The remarks were similar in tone to those made by Bush’s national security advisor Condoleezza Rice in an interview with foreign reporters released by the White House Friday. Scolding France, Canada and other countries for failing to fall into line behind the US aggression in Iraq, Rice declared, “There were times that it appeared that American power was seen to be more dangerous than, perhaps, Saddam Hussein. I’ll just put it very bluntly: We simply didn’t understand it.”

The US agenda at the summit includes the legitimization of future acts of aggression based on the same pretexts given for the war against Iraq.
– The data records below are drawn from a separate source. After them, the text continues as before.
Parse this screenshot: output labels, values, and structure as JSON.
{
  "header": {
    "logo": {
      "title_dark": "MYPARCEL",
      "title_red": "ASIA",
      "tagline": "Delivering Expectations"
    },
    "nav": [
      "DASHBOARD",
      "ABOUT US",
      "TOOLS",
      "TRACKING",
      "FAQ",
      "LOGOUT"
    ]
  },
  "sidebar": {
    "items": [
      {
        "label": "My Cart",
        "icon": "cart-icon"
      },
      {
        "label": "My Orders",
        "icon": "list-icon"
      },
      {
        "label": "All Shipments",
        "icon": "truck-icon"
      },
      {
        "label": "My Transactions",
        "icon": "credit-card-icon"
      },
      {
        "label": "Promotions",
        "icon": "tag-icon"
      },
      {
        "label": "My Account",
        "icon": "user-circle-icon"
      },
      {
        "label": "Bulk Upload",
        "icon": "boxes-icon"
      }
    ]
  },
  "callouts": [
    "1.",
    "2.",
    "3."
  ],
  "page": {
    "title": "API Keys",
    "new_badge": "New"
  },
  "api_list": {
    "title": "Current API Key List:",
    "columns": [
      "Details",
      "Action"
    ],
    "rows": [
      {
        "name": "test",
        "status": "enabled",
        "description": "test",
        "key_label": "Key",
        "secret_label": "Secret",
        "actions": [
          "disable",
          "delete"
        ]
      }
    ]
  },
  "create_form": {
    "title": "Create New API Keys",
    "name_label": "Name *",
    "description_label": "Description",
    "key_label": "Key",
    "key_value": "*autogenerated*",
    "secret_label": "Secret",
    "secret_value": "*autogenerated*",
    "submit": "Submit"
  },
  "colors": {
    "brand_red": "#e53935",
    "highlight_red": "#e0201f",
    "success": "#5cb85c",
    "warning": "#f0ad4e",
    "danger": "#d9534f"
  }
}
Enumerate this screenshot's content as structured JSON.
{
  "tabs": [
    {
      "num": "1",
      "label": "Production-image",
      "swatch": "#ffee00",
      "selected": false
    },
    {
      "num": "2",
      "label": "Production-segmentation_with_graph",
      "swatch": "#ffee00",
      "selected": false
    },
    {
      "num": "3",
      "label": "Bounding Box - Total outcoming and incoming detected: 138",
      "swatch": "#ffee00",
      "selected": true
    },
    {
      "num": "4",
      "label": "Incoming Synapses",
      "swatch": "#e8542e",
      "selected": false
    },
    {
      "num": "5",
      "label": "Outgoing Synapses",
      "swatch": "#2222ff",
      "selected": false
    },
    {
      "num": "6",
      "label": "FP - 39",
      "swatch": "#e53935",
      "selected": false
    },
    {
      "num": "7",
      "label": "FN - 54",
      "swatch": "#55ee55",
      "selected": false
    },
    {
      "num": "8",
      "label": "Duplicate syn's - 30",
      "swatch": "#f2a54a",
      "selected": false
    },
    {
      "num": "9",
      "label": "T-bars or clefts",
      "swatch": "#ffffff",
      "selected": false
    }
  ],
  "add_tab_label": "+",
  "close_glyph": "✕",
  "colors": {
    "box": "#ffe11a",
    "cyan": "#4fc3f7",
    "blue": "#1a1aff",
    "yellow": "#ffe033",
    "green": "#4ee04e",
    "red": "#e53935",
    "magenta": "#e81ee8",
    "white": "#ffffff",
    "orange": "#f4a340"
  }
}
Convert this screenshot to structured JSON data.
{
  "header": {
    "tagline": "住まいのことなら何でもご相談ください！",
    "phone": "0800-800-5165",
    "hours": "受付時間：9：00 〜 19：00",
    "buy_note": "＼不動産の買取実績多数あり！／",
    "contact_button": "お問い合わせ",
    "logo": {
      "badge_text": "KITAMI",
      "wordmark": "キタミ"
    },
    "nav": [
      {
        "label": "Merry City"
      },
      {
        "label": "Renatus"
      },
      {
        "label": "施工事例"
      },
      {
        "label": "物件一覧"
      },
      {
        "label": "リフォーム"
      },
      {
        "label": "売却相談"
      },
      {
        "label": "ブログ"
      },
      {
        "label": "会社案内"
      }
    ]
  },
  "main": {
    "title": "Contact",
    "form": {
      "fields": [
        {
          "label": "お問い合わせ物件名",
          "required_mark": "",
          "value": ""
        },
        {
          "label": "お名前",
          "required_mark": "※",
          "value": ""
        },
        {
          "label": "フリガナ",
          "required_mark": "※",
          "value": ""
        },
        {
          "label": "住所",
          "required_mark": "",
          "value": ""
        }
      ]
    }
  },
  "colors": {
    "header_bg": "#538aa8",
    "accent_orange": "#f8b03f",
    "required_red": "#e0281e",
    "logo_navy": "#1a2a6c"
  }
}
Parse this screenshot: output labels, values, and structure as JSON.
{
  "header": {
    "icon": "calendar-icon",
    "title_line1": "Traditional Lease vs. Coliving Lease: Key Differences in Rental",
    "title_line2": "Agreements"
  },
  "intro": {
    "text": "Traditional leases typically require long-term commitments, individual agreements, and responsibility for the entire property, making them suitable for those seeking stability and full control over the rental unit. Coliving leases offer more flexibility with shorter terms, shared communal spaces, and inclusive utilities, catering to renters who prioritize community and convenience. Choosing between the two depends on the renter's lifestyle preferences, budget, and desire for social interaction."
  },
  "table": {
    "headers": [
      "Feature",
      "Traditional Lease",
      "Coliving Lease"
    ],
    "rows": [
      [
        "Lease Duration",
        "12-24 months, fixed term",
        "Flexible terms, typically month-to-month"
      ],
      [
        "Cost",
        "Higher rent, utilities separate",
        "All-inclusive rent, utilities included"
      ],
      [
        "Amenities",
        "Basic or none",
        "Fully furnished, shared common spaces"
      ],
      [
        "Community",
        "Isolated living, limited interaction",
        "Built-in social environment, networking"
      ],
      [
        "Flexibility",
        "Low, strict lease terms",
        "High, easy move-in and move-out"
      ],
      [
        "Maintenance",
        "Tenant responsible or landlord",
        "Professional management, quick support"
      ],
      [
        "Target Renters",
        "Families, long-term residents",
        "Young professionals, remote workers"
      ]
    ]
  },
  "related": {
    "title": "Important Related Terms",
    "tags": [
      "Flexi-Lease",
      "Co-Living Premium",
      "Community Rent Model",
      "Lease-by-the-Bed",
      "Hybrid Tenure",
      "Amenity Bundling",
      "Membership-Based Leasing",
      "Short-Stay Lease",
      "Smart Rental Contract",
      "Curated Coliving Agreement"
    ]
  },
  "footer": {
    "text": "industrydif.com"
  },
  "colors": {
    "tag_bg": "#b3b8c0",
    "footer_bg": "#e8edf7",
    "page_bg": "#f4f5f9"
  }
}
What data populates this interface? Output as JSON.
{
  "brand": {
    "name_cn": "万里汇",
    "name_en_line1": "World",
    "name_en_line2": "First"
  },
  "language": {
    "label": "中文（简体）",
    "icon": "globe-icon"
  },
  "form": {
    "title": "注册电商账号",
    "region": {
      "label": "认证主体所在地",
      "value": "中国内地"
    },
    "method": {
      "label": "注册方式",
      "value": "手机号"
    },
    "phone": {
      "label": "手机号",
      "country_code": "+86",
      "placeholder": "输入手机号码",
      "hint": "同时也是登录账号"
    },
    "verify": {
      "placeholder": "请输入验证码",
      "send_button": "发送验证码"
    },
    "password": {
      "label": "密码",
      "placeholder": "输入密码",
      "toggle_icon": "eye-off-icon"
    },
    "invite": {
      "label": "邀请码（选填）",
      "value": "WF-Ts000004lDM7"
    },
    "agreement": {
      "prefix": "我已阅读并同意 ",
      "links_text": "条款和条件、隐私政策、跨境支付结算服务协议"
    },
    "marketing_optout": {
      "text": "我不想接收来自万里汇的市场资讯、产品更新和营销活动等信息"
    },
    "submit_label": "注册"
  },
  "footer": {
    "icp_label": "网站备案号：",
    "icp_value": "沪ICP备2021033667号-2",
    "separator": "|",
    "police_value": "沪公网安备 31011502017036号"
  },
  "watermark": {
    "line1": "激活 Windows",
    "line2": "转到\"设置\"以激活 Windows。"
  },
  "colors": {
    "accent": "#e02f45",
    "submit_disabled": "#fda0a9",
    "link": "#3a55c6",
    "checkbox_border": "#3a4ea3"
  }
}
It is urging unity to fight terrorism and suppress the proliferation of weapons of mass destruction. Its immediate target is Iran, against which leading members of the administration have advocated a policy of “regime change” backed by a covert destabilization campaign or even military intervention. Russia, Germany and France all have economic interests in Iran. Likewise, Washington is seeking support for its escalation of pressure against North Korea.

The Bush administration is also seeking international sanction for carrying out the seizure of supposedly illegal weapons shipments on the high seas. Administration officials have indicated that this proposal stemmed directly from an incident at the end of last year in which US and Spanish forces seized a North Korean vessel bound for Yemen with a shipment of Scud missiles. They had to release the ship after Yemen protested that it had legally purchased the missiles for defensive purposes.

While European officials indicated that they were waiting to hear under what authority the US proposed to carry out what would otherwise be classified as unprovoked acts of war, it seems clear that Washington is demanding the unfettered right to seize ships and weapons of sovereign nations as it sees fit.

Behind the talks of unity and letting bygones be bygones, the tensions between Europe and America combined with Washington’s continued campaign of militarism and diplomatic bullying appear all the more likely to dominate the summit under conditions in which there is no prospect of reaching any common agreement on confronting the deepening global economic crisis.